In the field of science and technology, two teams of researchers have recently achieved a major breakthrough in the development of stretchy, jelly-like batteries that could potentially revolutionize the field of flexible electronics. These innovative power sources hold great promise for wearable technology, particularly in the realm of health monitoring devices, due to their unprecedented flexibility and durability.
The first team, consisting of Chinese researchers from Nanjing University of Posts and Telecommunications, has successfully produced a lithium-ion battery using polymers. This battery, which is approximately the size of a thumb, has the remarkable ability to expand to 50 times its original size while maintaining its capacity even after 67 charge and discharge cycles. The researchers achieved this feat by applying thin layers of nanometre-sized silver wires, lithium salts, carbon black, and polymer precursors onto a plate. After treating the mixture with light, the result is a rubbery battery that is both solid and stretchy. The team’s findings have been published in ACS Energy Letters, with the researchers expressing confidence that their work will advance the development of stretchable energy devices for wearable and implantable electronics.
A different approach was taken by the second team of UK researchers from the University of Cambridge, who utilized a hydrogel composed of water and polymers to create a self-healing jelly battery that can stretch to 15 times its original size. This innovative battery, detailed in a paper published in Science Advances, overcomes the typical challenge of balancing stretchability and conductivity. Through the development of ionic polymers capable of holding electric charges, the team was able to construct hydrogel layers that are both highly stretchable and conductive. Additionally, these hydrogel batteries can survive being squashed to a tenth of their size and repair themselves in under 30 seconds when damaged, making them an ideal candidate for use in medical devices.
The potential applications of these stretchy batteries are vast.
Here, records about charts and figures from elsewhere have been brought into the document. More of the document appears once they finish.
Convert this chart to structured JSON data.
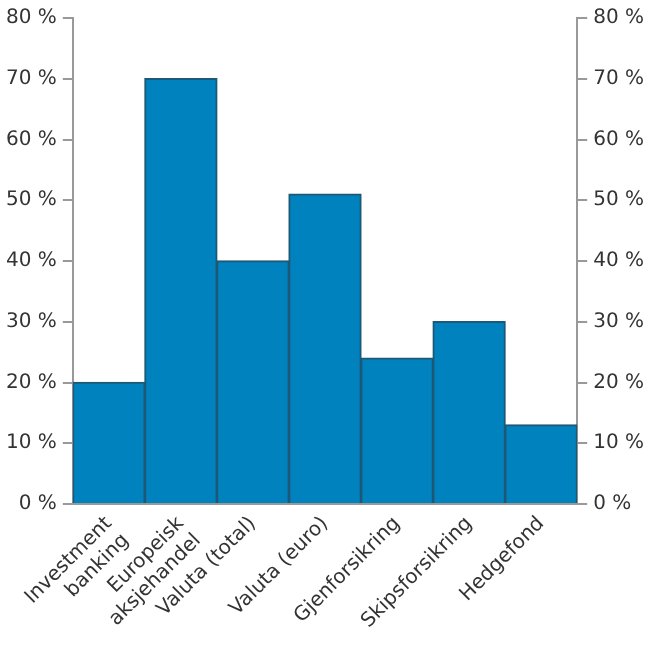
{
  "chart_data": {
    "type": "bar",
    "categories": [
      "Investment banking",
      "Europeisk aksjehandel",
      "Valuta (total)",
      "Valuta (euro)",
      "Gjenforsikring",
      "Skipsforsikring",
      "Hedgefond"
    ],
    "values": [
      20,
      70,
      40,
      51,
      24,
      30,
      13
    ],
    "color": "#0082be",
    "ylim": [
      0,
      80
    ],
    "yticks": [
      {
        "value": 0,
        "label": "0 %"
      },
      {
        "value": 10,
        "label": "10 %"
      },
      {
        "value": 20,
        "label": "20 %"
      },
      {
        "value": 30,
        "label": "30 %"
      },
      {
        "value": 40,
        "label": "40 %"
      },
      {
        "value": 50,
        "label": "50 %"
      },
      {
        "value": 60,
        "label": "60 %"
      },
      {
        "value": 70,
        "label": "70 %"
      },
      {
        "value": 80,
        "label": "80 %"
      }
    ],
    "y2lim": [
      0,
      80
    ],
    "y2ticks": [
      {
        "value": 0,
        "label": "0 %"
      },
      {
        "value": 10,
        "label": "10 %"
      },
      {
        "value": 20,
        "label": "20 %"
      },
      {
        "value": 30,
        "label": "30 %"
      },
      {
        "value": 40,
        "label": "40 %"
      },
      {
        "value": 50,
        "label": "50 %"
      },
      {
        "value": 60,
        "label": "60 %"
      },
      {
        "value": 70,
        "label": "70 %"
      },
      {
        "value": 80,
        "label": "80 %"
      }
    ],
    "grid": false,
    "legend": false
  }
}
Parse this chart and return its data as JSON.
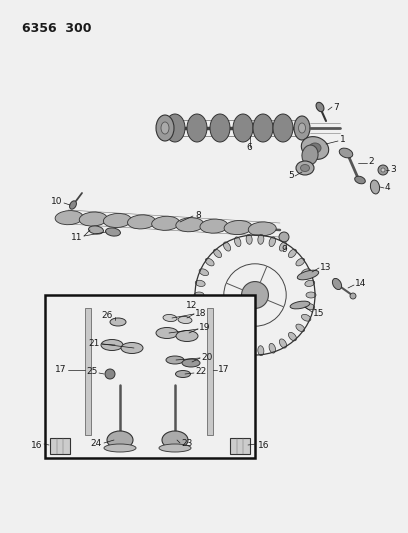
{
  "title": "6356  300",
  "bg_color": "#f0f0f0",
  "line_color": "#1a1a1a",
  "figsize": [
    4.08,
    5.33
  ],
  "dpi": 100,
  "xlim": [
    0,
    408
  ],
  "ylim": [
    0,
    533
  ]
}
In the future, these unique power sources could be used in a wide range of wearable technology, from health monitoring devices to more advanced medical implants. The ability to customize the mechanical properties of the hydrogels raises the possibility of creating implants that closely match human tissue, reducing the likelihood of rejection by the body or the build-up of scar tissue.
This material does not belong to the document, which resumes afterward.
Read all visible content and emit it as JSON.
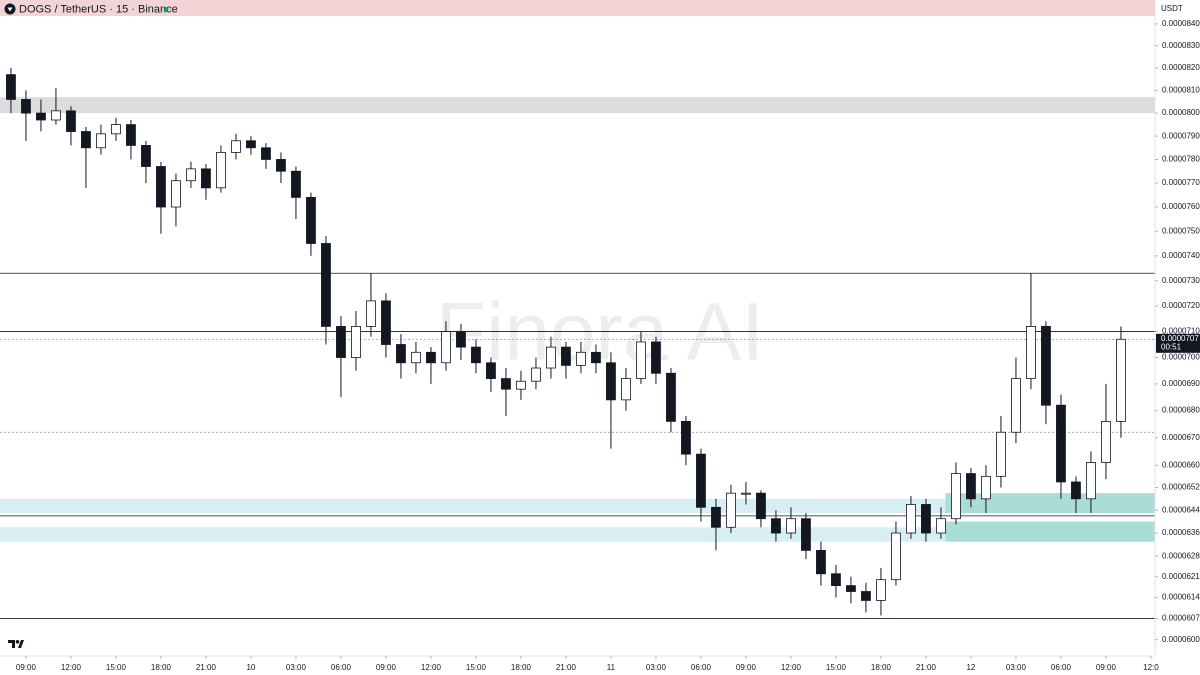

The development of stretchy batteries by these two teams of scientists represents significant progress in the field of flexible electronics. These innovations have the potential to transform the way we think about wearable technology, opening the door to new possibilities and applications that were previously unimaginable. As research continues and new advancements are made, the future of flexible, wearable technology looks brighter and more promising than ever.